Jul 18, 2007 - 20:47 ... Comments [2]

Peak Suburbia, and Suburbia 2.0

we had better prepare to make other arrangements for living in this country, by which I mean specifically re-localizing, de-globalizing, with an emphasis on local agriculture wherever possible, the emergency restoration of passenger railroad service and related modes of public transit, the rebuilding of local commercial infrastructures, and a radical rethinking of how we inhabit the landscape under New Urbanist lines.

In any case, those who keep wringing their hands over the bulldozers leveling the plots of prairie, or cornfield, or desert -- those distressed folks can direct their anxiety elsewhere. Worry less whether one final strip mall will tilt up out in gloaming, and think harder about how you are going to feed yourself and your family in a couple of years when the stupendous motorized moloch of American life begins to sputter, and the Cheez Doodle shipments can no longer make it to your supermarket shelves, and all that is "normal" melts into air.

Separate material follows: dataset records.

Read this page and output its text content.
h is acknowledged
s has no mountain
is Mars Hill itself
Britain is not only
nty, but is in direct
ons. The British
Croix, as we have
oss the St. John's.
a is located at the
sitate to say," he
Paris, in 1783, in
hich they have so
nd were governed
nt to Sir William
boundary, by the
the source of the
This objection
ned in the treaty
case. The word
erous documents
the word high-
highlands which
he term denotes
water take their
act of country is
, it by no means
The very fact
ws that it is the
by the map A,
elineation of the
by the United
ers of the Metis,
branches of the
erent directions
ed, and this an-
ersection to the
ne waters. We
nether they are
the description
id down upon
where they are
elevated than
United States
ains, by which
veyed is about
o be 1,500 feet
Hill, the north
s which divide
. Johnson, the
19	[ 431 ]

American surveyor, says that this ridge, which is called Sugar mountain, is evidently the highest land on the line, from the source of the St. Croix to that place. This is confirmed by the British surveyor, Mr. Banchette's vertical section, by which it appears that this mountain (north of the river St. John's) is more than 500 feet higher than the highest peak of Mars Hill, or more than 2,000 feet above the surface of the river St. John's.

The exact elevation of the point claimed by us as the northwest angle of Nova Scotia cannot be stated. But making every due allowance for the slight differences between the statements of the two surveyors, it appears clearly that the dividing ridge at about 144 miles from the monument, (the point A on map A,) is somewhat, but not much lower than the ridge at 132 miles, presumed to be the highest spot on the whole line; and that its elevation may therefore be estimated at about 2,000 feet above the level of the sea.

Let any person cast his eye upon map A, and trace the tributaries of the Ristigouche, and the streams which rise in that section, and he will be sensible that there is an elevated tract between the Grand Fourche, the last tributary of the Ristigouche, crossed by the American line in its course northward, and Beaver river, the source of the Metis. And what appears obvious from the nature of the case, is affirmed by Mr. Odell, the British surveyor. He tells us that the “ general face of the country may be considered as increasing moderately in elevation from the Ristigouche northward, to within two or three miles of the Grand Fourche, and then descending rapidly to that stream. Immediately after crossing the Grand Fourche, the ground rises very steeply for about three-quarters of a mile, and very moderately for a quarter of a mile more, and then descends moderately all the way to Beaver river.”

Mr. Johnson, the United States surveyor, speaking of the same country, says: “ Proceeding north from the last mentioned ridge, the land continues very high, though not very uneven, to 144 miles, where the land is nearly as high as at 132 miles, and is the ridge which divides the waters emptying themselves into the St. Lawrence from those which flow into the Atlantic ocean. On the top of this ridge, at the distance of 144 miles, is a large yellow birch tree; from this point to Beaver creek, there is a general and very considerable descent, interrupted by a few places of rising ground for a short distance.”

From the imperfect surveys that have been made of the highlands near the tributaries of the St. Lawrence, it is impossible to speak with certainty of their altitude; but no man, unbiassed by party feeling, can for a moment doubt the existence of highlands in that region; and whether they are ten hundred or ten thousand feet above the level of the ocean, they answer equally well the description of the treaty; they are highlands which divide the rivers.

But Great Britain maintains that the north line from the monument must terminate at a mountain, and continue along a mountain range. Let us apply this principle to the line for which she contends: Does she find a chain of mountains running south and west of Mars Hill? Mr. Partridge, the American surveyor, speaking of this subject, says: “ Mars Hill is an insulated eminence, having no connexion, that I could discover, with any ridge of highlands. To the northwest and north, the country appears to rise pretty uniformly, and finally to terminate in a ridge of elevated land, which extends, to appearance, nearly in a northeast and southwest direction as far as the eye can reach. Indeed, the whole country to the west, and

-- James Howard Kunstler, Peak Suburbia, (Clusterfuck Nation)

I've been tossing around some ideas for a plant/seed/produce/tool-sharing site to grow a community around local gardeners, (urban, rural, and in-between.)

It seems a nice blend of [my interests in] web, software, ecology, and local community -- helping to build that economy/ecosystem that'll become necessary as our current concoction collapses, (as Kunstler continues to promise.)

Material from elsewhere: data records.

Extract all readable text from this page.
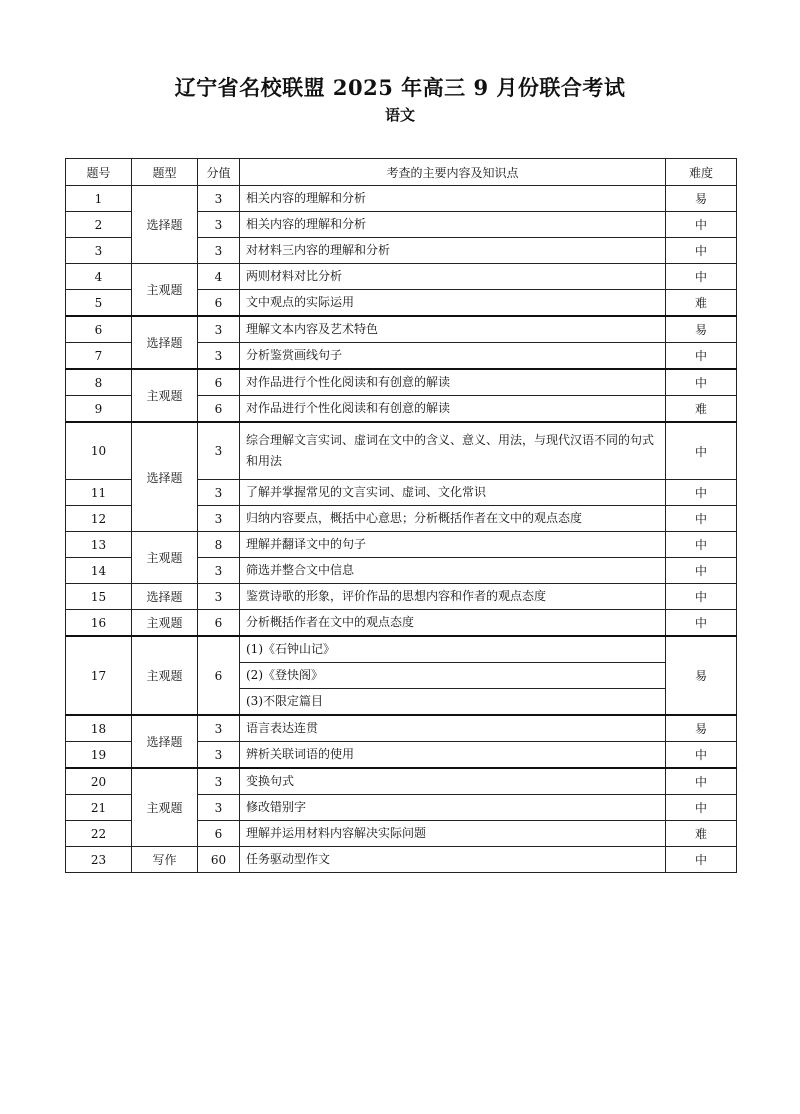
辽宁省名校联盟 2025 年高三 9 月份联合考试
语文
题号	题型	分值	考查的主要内容及知识点	难度
1	选择题	3	相关内容的理解和分析	易
2		3	相关内容的理解和分析	中
3		3	对材料三内容的理解和分析	中
4	主观题	4	两则材料对比分析	中
5		6	文中观点的实际运用	难
6	选择题	3	理解文本内容及艺术特色	易
7		3	分析鉴赏画线句子	中
8	主观题	6	对作品进行个性化阅读和有创意的解读	中
9		6	对作品进行个性化阅读和有创意的解读	难
10	选择题	3	综合理解文言实词、虚词在文中的含义、意义、用法，与现代汉语不同的句式和用法	中
11		3	了解并掌握常见的文言实词、虚词、文化常识	中
12		3	归纳内容要点，概括中心意思；分析概括作者在文中的观点态度	中
13	主观题	8	理解并翻译文中的句子	中
14		3	筛选并整合文中信息	中
15	选择题	3	鉴赏诗歌的形象，评价作品的思想内容和作者的观点态度	中
16	主观题	6	分析概括作者在文中的观点态度	中
17	主观题	6	(1)《石钟山记》	易
			(2)《登快阁》	
			(3)不限定篇目	
18	选择题	3	语言表达连贯	易
19		3	辨析关联词语的使用	中
20	主观题	3	变换句式	中
21		3	修改错别字	中
22		6	理解并运用材料内容解决实际问题	难
23	写作	60	任务驱动型作文	中
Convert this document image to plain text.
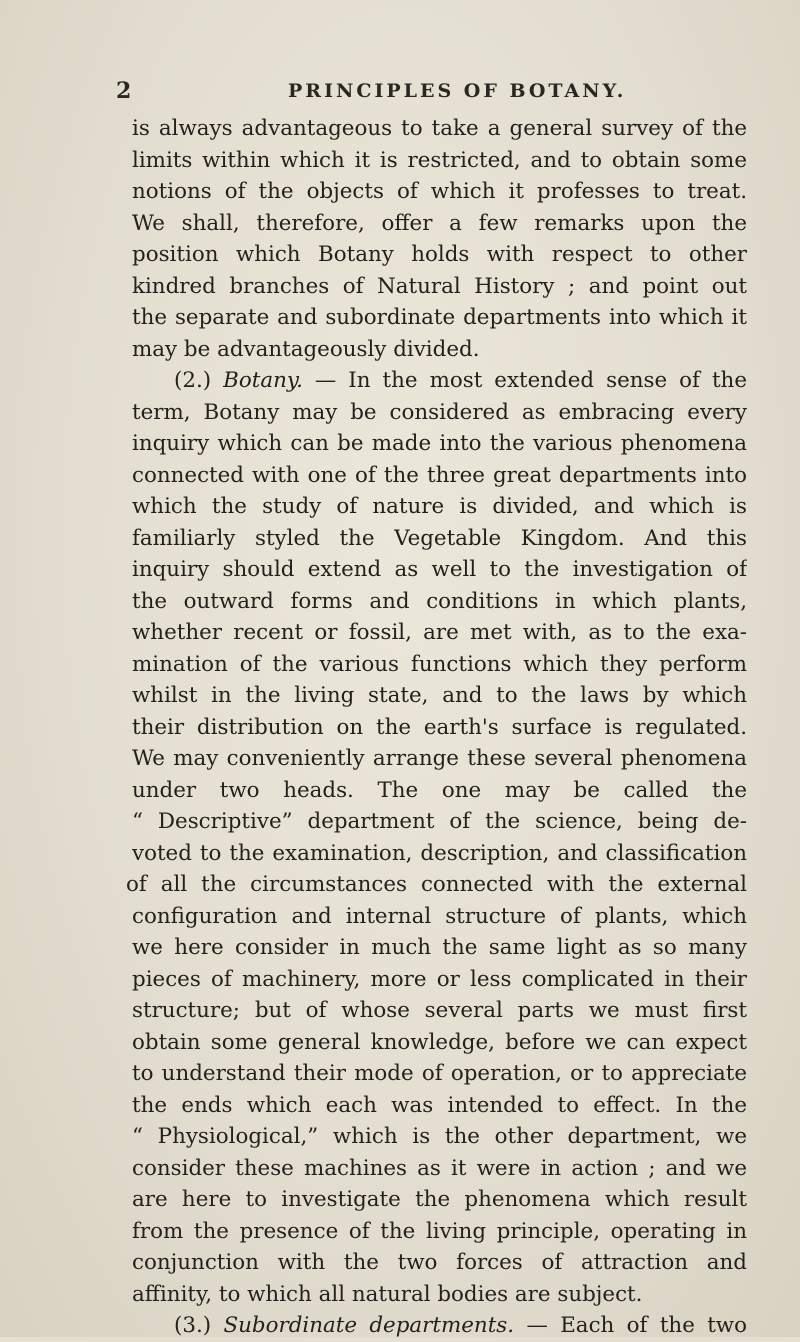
2	PRINCIPLES OF BOTANY.
is always advantageous to take a general survey of the
limits within which it is restricted, and to obtain some
notions of the objects of which it professes to treat.
We shall, therefore, offer a few remarks upon the
position which Botany holds with respect to other
kindred branches of Natural History ; and point out
the separate and subordinate departments into which it
may be advantageously divided.
(2.) Botany. — In the most extended sense of the
term, Botany may be considered as embracing every
inquiry which can be made into the various phenomena
connected with one of the three great departments into
which the study of nature is divided, and which is
familiarly styled the Vegetable Kingdom. And this
inquiry should extend as well to the investigation of
the outward forms and conditions in which plants,
whether recent or fossil, are met with, as to the exa-
mination of the various functions which they perform
whilst in the living state, and to the laws by which
their distribution on the earth's surface is regulated.
We may conveniently arrange these several phenomena
under two heads. The one may be called the
“ Descriptive” department of the science, being de-
voted to the examination, description, and classification
of all the circumstances connected with the external
configuration and internal structure of plants, which
we here consider in much the same light as so many
pieces of machinery, more or less complicated in their
structure; but of whose several parts we must first
obtain some general knowledge, before we can expect
to understand their mode of operation, or to appreciate
the ends which each was intended to effect. In the
“ Physiological,” which is the other department, we
consider these machines as it were in action ; and we
are here to investigate the phenomena which result
from the presence of the living principle, operating in
conjunction with the two forces of attraction and
affinity, to which all natural bodies are subject.
(3.) Subordinate departments. — Each of the two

I need a good project, but it might be more than I'm up for right now.

Jul 06, 2007 - 23:29 ... Comments [5]

participation is passport to effective non-profits

Alex Steffen of WorldChanging suggests that a more personal and empowering kind of participation is becoming the key to maintaining healthy non-profits:

[...] I think that more and more, non-profits are going to be in the business of not so much maintaining memberships, which is what they have done up until now, where basically it's a series of one-to-many communication where you basically send people various form letters and ask them to give you money and to support what you are doing in other ways. I think that is on its way out.

I'm sure they will continue to exist for quite some time, but I think that non-profits that are going to be really effective in the coming decade are going to be the ones that create at least a sense of many-to-many communications, where people feel that they are not just a member, they are a participant [emphasis mine]; where there is lots of communication happening from people in all sorts of positions in the organization, and that there starts to be this blurring of the line, [...]

-- Alex Steffen, Sharing Solutions: An Interview with Alex Steffen of WorldChanging (NetSquared)

I read this and was reminded of Passport Project, a near-and-dear Cleveland non-profit whose maxim is: building community through the arts.

Passport Project is one of the reasons I'm still in Cleveland. I found their Global Community Arts Center (E. 128th and Buckeye) shortly after moving back here ~3 years ago, and began learning Capoeira there. Then some modern dance classes, jazz concerts by excellent (but little-known) musicians, workshops..., and before I knew it I was helping paint the side of the Center, going out with Chloë and Ben, hanging artwork before a party, performing in demos at the Walk & Roll, House of Blues, Parade the Circle...

Chloë and Ben do a great job of blurring those lines of participation. They take sincere interest in those who come share, and infect all with healthy laughter, openness, confidence, and Chloë's mantra of 100% Love. The students become the performers, participants grow into community, and all are invited to the party -- family.

Passport Project has a blog now. A community blog -- everyone can post.